Проводил Крысикова взглядом, торопливо закурил, повернулся к Корикову.

– В Северске повальные аресты. С часу на час примчатся сюда меня арестовывать. И тебя тоже… Карты раскрыты. Маски – к черту. Сегодня или никогда!..

Максима Щукина на глазах всего села под конвоем привели в волисполком. Все, кто случился в тот час в приемной председателя, слышали, как Кориков кричал на Щукина, грозил ему трибуналом, вот только за что грозил – никто не понял. И не слыхал никто, как между двумя гневными тирадами Кориков торопливо шепнул:

– Свершилось, Максим Саватеич. Сейчас будут мобилизовывать подводы. Вечером обоз с семенами должен выехать в Яровск. Успеешь уведомить Боровикова?

Щукин только головой кивнул.

Тут Кориков прокричал еще несколько угрожающих фраз, а потом опять еле слышно:

– Своих в ружье. Чтоб наготове. Как полыхнет, сразу – набат. Сперва продотрядчиков. Боровиков перекроет дорогу на Яровск. Своих краснопузиков потом выщелкаем.

И опять Щукин лишь кивнул.

– Чтоб через два часа – четыре подводы к волисполкому! – закричал Кориков, подступая к самой двери. – Не мной придумано. Не виноват, что такой приказ… Первый приведешь и первым поедешь. Сам! Шевелись!..

За окном бухнул пушечным выстрелом большой церковный колокол. Ахнул еще раз, еще – и зачастил.

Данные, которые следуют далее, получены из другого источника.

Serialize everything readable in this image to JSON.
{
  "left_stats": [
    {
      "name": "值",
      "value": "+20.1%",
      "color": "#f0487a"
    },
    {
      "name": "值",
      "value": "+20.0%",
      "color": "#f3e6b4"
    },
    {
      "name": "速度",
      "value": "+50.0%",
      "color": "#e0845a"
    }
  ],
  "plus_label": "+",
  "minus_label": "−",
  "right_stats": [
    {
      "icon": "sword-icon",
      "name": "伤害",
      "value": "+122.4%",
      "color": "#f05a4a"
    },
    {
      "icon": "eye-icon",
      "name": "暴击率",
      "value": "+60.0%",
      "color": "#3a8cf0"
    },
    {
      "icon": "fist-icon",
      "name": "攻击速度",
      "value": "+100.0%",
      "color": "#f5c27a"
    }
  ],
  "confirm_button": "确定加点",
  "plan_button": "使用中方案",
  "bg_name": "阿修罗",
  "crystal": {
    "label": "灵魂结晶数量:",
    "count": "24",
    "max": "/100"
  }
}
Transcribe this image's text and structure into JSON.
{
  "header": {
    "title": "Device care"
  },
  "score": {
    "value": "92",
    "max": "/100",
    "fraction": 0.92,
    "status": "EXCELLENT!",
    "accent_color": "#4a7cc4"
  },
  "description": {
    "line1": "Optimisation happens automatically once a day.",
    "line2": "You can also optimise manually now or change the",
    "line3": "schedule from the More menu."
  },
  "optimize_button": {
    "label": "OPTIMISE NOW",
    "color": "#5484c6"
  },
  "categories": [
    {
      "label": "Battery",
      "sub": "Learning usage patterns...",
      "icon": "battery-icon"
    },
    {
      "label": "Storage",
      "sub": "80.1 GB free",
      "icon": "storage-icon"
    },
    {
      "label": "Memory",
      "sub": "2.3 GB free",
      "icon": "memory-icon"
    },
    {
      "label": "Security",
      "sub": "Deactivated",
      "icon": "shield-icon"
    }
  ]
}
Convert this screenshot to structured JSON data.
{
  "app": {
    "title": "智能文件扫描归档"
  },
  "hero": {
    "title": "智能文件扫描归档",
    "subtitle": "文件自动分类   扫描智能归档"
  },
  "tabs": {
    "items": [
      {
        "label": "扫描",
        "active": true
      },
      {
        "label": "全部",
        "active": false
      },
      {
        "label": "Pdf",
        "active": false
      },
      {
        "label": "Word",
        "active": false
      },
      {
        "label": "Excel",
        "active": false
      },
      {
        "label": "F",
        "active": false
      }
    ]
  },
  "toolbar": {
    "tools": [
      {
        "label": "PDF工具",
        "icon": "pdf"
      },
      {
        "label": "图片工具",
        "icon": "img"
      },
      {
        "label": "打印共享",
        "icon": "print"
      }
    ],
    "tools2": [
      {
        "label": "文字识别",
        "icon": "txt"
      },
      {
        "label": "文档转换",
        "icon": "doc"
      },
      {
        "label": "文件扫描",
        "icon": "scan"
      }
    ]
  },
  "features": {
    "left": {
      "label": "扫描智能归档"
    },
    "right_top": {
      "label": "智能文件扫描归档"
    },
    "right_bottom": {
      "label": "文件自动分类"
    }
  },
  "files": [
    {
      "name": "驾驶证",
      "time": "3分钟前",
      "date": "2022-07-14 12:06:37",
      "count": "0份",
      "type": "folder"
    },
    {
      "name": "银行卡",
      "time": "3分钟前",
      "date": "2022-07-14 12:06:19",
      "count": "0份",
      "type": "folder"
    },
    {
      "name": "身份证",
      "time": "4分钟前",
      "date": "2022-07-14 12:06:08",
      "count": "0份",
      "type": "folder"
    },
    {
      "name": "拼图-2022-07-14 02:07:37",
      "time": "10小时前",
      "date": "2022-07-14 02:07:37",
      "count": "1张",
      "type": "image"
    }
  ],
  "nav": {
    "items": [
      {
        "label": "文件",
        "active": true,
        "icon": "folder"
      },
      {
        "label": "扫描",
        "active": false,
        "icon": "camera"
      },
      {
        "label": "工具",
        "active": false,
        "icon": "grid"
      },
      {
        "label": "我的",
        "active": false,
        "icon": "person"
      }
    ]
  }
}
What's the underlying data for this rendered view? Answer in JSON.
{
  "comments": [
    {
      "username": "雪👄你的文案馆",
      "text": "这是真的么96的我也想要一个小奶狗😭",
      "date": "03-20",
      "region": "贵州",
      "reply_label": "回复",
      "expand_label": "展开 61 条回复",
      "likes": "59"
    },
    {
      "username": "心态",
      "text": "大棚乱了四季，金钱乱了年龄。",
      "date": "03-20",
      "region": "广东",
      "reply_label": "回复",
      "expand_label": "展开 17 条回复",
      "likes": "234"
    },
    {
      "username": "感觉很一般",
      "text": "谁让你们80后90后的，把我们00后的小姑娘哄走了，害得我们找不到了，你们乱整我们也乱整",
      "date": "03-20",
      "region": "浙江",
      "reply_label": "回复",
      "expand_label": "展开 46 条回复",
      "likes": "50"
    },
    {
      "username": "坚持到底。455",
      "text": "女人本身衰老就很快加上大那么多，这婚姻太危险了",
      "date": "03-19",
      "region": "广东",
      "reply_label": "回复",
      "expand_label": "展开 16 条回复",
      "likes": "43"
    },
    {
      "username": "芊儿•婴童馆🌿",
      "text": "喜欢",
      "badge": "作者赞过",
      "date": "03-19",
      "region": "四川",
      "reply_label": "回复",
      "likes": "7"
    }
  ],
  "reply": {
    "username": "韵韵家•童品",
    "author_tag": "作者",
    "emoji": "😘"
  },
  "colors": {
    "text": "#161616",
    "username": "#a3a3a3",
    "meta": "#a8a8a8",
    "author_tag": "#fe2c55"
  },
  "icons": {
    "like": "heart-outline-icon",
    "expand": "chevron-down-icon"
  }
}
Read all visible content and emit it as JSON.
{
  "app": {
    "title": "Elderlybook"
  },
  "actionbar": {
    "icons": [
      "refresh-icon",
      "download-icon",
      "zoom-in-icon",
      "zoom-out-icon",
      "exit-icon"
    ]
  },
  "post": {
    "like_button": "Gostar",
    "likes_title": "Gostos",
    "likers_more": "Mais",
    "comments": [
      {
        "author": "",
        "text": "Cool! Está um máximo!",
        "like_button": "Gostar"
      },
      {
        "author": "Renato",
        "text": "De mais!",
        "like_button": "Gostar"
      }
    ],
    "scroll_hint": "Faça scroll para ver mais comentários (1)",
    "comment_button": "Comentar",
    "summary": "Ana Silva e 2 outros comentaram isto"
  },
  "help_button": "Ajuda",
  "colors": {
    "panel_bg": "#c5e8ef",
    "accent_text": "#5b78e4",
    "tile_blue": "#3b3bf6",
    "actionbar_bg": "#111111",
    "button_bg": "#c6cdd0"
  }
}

– Набат! – встрепенулась Аграфена. – Опять пожар!.. Яростно ревел многопудовый медный богатырь. Сквозь его набатный гул прорывались отдаленные крики, выстрелы.

В приоткрытую дверь просунулась голова в ушанке.

– Крысиков, тикай! Наших кончают!

– Началось, – глухо обронил Онуфрий. – Допелекались. Покатило… Эх!.. – Накинул полушубок и выскочил на улицу.

Заполошно гудит над Челноково набат. Мечется над селом красная метель. Выстрелы трещат в разных концах, то одиночные, то пачками.

Скачут бешеным аллюром кони, будто дьяволы. Ржут пронзительно и жутко.

Беснуются во дворах взъерошенные псы.

Плачут дети.

Голосят женщины.

Началось…

3

Слепо закружила, заметалась по северским ночным заснеженным улицам черная весть о мятеже. В каждую калитку стукнула, в каждое окно заглянула. Разметала вдребезги призрачный зыбкий сон губернской столицы.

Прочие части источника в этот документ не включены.